The path from these weights involved 3 runs – the first one with a step size of 10, 2 passes per run, 100 trials per weight setting, and 0% slack. This learning process is illustrated in Figure 5. After obtaining the best performance from this run, I started with the newly "optimal" weights and executed a run with a step size of 2, 2 passes per run, 100 trials per weight setting, and 15% slack. This led to a better set of weights. One final refinement – a run with a step size of 1, 2 passes per run, 100 trials per weight setting and 0% slack. This lead to the best weight setting I found in the time permitted. Several other runs from other initial states did come fairly close to the optimal performance, however.

Figure 5. As the learning algorithm proceeded, the weights changed from [10 10 10 300 500 10 50 10] to [40 20 10 300 490 70 50 20]. Each trial consisted of 100 games, so this run consisted of 41 trials in total. The dashed black line shows the average lines completed per game for each trial. The vertical red line indicates the best performance, so the weight values that intersect this line are the best ones. This setting led to the "optimal" setting obtained after 2 more refined runs (smaller step size).

When learning, the computer would ignore the next tetrad (and do a shallow search) in order to save time. The figures listed below show the difference in performance between the initial setting that I thought would be optimal and the setting that turned out to be optimal in the amount of time I had for the learning process. The figures also illustrate that a small improvement in performance when ignoring the next tetrad can lead to a huge improvement in performance when playing using the deep search. All games were played on a 333MHz Pentium II with 96 MB of RAM.

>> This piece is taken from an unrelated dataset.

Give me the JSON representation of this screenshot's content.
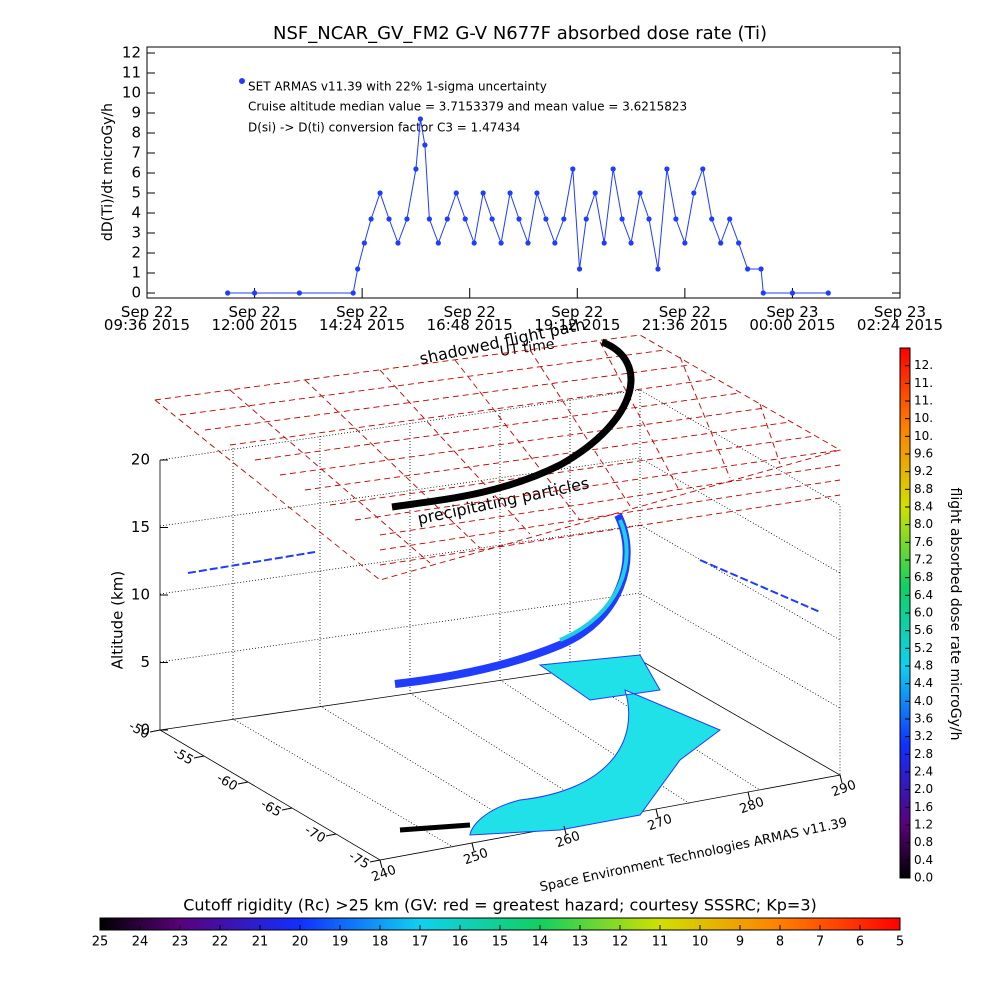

Result Graphs Using the Shallow Search

Result Graphs Using the Deep Search

As can be seen from the graphs, the computer successfully learned to improve its play after playing numerous games and conducting the local search in the search space of the weights. Although I haven't been able to locate official high scores for Tetris, I am confident that no human player has achieved the high score of over 6,000 lines that this computer player has achieved. At the time the graphs were produced, there was not much time to play many full games in the optimal setting. Since then, the computer has scored as high as 6,331 lines and as low as 350 lines. In contrast, the highest score (in terms of lines) mentioned at www.tetris.com is only 293! It is possible that a better weight setting exists – a global maximum – that the local search never found. This can be attributed to time constraints as well as the enormous size of the 8-dimensional weight space. However, I can think of one possible improvement that could lead to a better Tetris player. The weights used are static – they don't change value during the course of the game. Perhaps the weights should change value based on the current state of the game board. For instance, some weights could be made a function of the maximum height of the filled blocks or the total number of filled blocks on the game board. I experimented with such methods, but they did not improve the computer's performance, so this type of feature was not implemented..

Future enhancements can also be made to the search algorithm. For instance, weights could be selected in random order rather than sequentially. Also, instead of choosing the number of passes through the weights statically, a feature could be implemented so the algorithm will continue to pass through the weights until all 8 weights have been adjusted with no resulting improvement.